In Libyen müssen Migranten oft unter menschenunwürdigen Bedingungen in Lagern der Miliz hausen. Als bislang einzig halbwegs sicherer Ort für Schutzsuchende gilt ein Zentrum des UN-Flüchtlingshilfswerks. Doch das ist inzwischen überfüllt. Gibt es eine alternative Lösung?
Das vom UN-Flüchtlingshilfswerk (UNHCR) betriebene Sammel- und Transitzentrum für Migranten in Libyen ist weiter überfüllt, obwohl eine weitere Einrichtung im ostafrikanischen Ruanda eröffnet worden ist.
Das geht aus einer Antwort der Bundesregierung auf eine Anfrage der Linksfraktion hervor, die der Deutschen Presse-Agentur vorliegt. Demnach hielten sich in dem für 700 Menschen vorgesehenen Zentrum in der Hauptstadt Tripolis im Oktober mehr als 900 Migranten auf.

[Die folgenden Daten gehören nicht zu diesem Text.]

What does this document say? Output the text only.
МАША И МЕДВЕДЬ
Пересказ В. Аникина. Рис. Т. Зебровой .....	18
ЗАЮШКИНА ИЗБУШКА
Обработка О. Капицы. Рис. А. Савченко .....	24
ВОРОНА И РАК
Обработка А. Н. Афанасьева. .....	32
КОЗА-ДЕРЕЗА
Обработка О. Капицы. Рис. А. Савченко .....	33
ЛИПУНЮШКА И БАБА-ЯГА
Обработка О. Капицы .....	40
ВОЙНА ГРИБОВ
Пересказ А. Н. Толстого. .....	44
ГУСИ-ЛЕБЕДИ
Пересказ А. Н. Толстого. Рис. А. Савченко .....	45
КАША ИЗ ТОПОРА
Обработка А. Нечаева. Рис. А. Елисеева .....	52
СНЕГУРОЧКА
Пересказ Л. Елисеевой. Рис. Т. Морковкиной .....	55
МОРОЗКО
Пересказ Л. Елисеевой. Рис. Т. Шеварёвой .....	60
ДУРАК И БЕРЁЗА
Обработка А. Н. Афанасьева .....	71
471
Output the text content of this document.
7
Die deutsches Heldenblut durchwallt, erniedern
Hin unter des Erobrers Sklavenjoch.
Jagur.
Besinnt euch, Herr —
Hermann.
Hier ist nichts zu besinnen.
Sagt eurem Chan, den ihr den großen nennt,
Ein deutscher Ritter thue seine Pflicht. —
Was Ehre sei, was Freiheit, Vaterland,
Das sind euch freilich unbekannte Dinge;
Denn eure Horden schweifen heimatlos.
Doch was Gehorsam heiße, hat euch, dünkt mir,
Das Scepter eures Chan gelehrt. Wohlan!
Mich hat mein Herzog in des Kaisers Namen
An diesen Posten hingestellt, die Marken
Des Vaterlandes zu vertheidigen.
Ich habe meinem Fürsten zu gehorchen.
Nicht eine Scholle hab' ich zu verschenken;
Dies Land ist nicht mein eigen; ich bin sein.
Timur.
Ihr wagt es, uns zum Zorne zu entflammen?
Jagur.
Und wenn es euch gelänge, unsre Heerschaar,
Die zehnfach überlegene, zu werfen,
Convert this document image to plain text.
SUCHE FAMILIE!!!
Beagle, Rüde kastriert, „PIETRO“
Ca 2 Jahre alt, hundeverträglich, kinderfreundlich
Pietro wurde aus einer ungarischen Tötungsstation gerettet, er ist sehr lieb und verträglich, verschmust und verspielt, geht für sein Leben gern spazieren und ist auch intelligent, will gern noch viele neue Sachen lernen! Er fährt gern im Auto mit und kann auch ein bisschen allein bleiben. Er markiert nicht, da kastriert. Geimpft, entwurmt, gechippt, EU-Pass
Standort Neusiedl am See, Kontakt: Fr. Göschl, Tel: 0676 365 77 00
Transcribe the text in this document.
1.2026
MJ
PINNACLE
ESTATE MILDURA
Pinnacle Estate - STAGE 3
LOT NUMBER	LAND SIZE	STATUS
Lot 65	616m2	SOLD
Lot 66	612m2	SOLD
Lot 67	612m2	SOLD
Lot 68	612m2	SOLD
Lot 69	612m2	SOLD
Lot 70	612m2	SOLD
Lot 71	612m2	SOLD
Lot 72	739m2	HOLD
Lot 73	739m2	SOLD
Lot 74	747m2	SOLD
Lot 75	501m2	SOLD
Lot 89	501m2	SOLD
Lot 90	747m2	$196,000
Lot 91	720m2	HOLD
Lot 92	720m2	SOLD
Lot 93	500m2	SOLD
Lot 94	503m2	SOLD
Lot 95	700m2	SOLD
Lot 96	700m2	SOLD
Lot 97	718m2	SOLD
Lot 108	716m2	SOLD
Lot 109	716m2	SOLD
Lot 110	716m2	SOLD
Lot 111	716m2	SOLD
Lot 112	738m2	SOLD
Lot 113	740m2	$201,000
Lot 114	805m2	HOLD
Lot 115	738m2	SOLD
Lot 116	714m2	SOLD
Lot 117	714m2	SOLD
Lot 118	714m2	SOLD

Diese Menschen sind vom UNHCR als besonders schutzbedürftig identifiziert worden.
In Libyen leben aktuell mehr als 43.000 Migranten und Flüchtlinge, die vom UNHCR registriert wurden. Viele von ihnen waren in das nordafrikanische Land gekommen, um von dort mit Hilfe von Schleppern per Schiff oder Boot nach Europa zu gelangen.
Afrikanische Migranten werden in Libyen oft in Lagern unter unwürdigen Bedingungen gefangengehalten, misshandelt, teilweise auch von kriminellen Gruppen zur Arbeit ohne Lohn gezwungen.
Deutschland nahm 288 Migranten auf
Zwischen November 2017 und dem 8. Oktober dieses Jahres wurden den Angaben zufolge insgesamt 2.913 Migranten aus Libyen in das südlich gelegene Nachbarland Niger gebracht.
Von ihnen wurden später 1.856 Menschen in Belgien, Deutschland, Finnland, Frankreich, Kanada, den Niederlanden, Schweden und den Vereinigten Staaten angesiedelt.
Deutschland nahm demnach 288 Migranten auf, die auch bereits eingereist sind. Bundeskanzlerin Angela Merkel (CDU) hatte im vergangenen Mai die Aufnahme von 300 weiteren Menschen aus dem Transitzentrum in Niger angekündigt. Mit ihrer Ankunft in Deutschland wird im kommenden Jahr gerechnet.
Als zweites afrikanisches Land hatte sich im September Ruanda bereit erklärt, zunächst 500 Menschen aufzunehmen, die Libyen verlassen wollen. Sie werden in ihre Heimatländer zurückgebracht oder in andere Staaten umgesiedelt.
Die Afrikanische Union habe zugesagt, für weitere Unterstützung ihrer Mitgliedstaaten zu werben, teilte die Bundesregierung mit.
"Einzig halbwegs sichere Ort" für Schutzsuchende
Das vom UNHCR geführte Zentrum in Tripolis sei der "einzig halbwegs sichere Ort für Schutzsuchende in Libyen", sagte der europapolitische Sprecher der Linksfraktion, Andrej Hunko.
Die Bundesregierung müsse sich deshalb dafür einsetzen, die Kapazitäten der Einrichtung zu erhöhen und die von Milizen geführten Lager zu schließen.
Wie aus der Anfrage weiter hervorgeht, hat die libysche Küstenwache ein System aufgebaut, mit dem Daten und Fotos von aus dem Mittelmeer zurückgebrachten Migranten gespeichert werden.
Das mit Unterstützung der Internationalen Organisation für Migration (IOM) eingerichtete Registrierungssystem werde von der Küstenwache genutzt, heißt es. Der Bundesregierung lägen aber keine Informationen vor, ob und an wen Daten weitergegeben würden.
"Bei dieser Küstenwache handelt es sich aus meiner Sicht um eine Truppe von Piraten, mit der sich jede Zusammenarbeit, insbesondere im Aufbau von Datenbanken, verbietet", sagte Hunko.